Thérèse pourrait figurer au « temple de la renommée des érudits ». Elle a obtenu un brevet C pour parler aux enfants, un brevet A pour parler aux adolescents, un baccalauréat ès arts pour parler de n’importe quoi avec n’importe qui, un certificat en sciences religieuses et théologie pour parler aux curés, un certificat en andragogie pour parler aux hommes, une attestation d’études en mythologie gréco-romaine pour parler aux dieux, un certificat en enfance inadaptée pour parler à ses « boss »! Là, croyez-moi, j’en oublie.
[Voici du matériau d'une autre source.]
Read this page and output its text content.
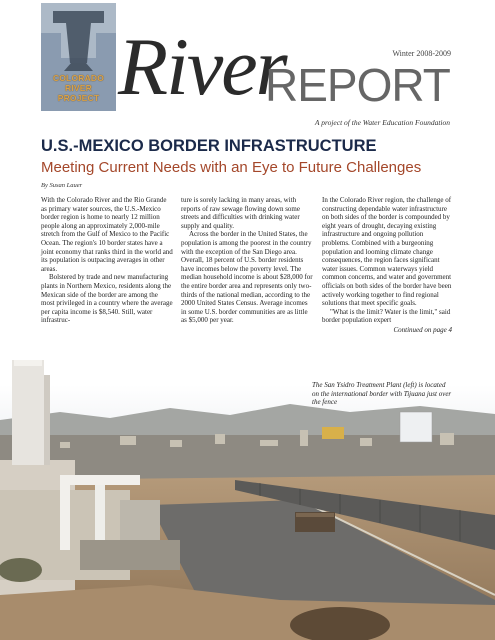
COLORADO RIVER PROJECT
Winter 2008-2009
River
REPORT
A project of the Water Education Foundation
U.S.-MEXICO BORDER INFRASTRUCTURE
Meeting Current Needs with an Eye to Future Challenges
By Susan Lauer

With the Colorado River and the Rio Grande as primary water sources, the U.S.-Mexico border region is home to nearly 12 million people along an approximately 2,000-mile stretch from the Gulf of Mexico to the Pacific Ocean. The region's 10 border states have a joint economy that ranks third in the world and its population is outpacing averages in other areas.

Bolstered by trade and new manufacturing plants in Northern Mexico, residents along the Mexican side of the border are among the most privileged in a country where the average per capita income is $8,540. Still, water infrastruc-

ture is sorely lacking in many areas, with reports of raw sewage flowing down some streets and difficulties with drinking water supply and quality.

Across the border in the United States, the population is among the poorest in the country with the exception of the San Diego area. Overall, 18 percent of U.S. border residents have incomes below the poverty level. The median household income is about $28,000 for the entire border area and represents only two-thirds of the national median, according to the 2000 United States Census. Average incomes in some U.S. border communities are as little as $5,000 per year.

In the Colorado River region, the challenge of constructing dependable water infrastructure on both sides of the border is compounded by eight years of drought, decaying existing infrastructure and ongoing pollution problems. Combined with a burgeoning population and looming climate change consequences, the region faces significant water issues. Common waterways yield common concerns, and water and government officials on both sides of the border have been actively working together to find regional solutions that meet specific goals.

"What is the limit? Water is the limit," said border population expert

Continued on page 4
The San Ysidro Treatment Plant (left) is located on the international border with Tijuana just over the fence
Elle a reçu une mention de l’Université du Québec pour sa contribution exceptionnelle à la vie de son milieu scolaire; le Ministère de l’Éducation a tenu à lui témoigner son appréciation pour la qualité de la publication d’un ouvrage sur la pédagogie d’intégration d’activités pédagogiques; elle a aussi à son compte un précieux travail sur l’application pédagogique de l’ordinateur. Une pionnière dans ce nouveau domaine! On l’a vue aussi écrire, peindre, photographier, jouer de la musique et chanter. Et sur ce dernier point, nous partagions la même passion : le chant choral.

J’aimais bien diriger la chorale. Quand les voix obéissaient (ce n’était pas toujours le cas) au mouvement de ma main, j’étais content. Mais, cela l’était moins pour la soprano Thérèse qui elle connaissait la musique. Habituellement sa présence à la chorale se justifiait par un besoin obsessionnel de rechercher les fautes que je pouvais commettre. Alors de ses yeux myopes rivés sur son cantique, elle scrutait les moindres pièges et en oubliait de chanter.

– Il y a quatre temps sur cette note. Tu en diriges trois. Puis sur la syncope dans la deuxième mesure de la troisième portée, tu fais exécuter une note pointée suivie d’une croche au lieu d’un triolet.

– Ouais, vous avez raison pour la syncope. Je vais reprendre.

– Puis le triolet?

– Le triolet aussi.

– Y a un soupir que tu ne respectes pas.

Oui pis il y en a d’autres que je retiens volontairement, pensai-je.

Des fois entre elle et moi, la relation prenait l’allure d’une vieille compétition non terminée.

Madame Thérèse, pour votre engagement, pour votre contribution  à l’éducation de nos jeunes, je vous dis merci. Pour les fois qu’on a oublié de vous dire qu’on vous aimait et qu’on vous appréciait, je vous demande pardon.  Vous ne nous avez pas quittés. Vous avez débuté un nouveau commencement.

Ce qu’il y a de mieux dans ce monde, de plus beau, de plus excitant, ce sont les commencements. L’enfance et les matins ont la splendeur des choses neuves.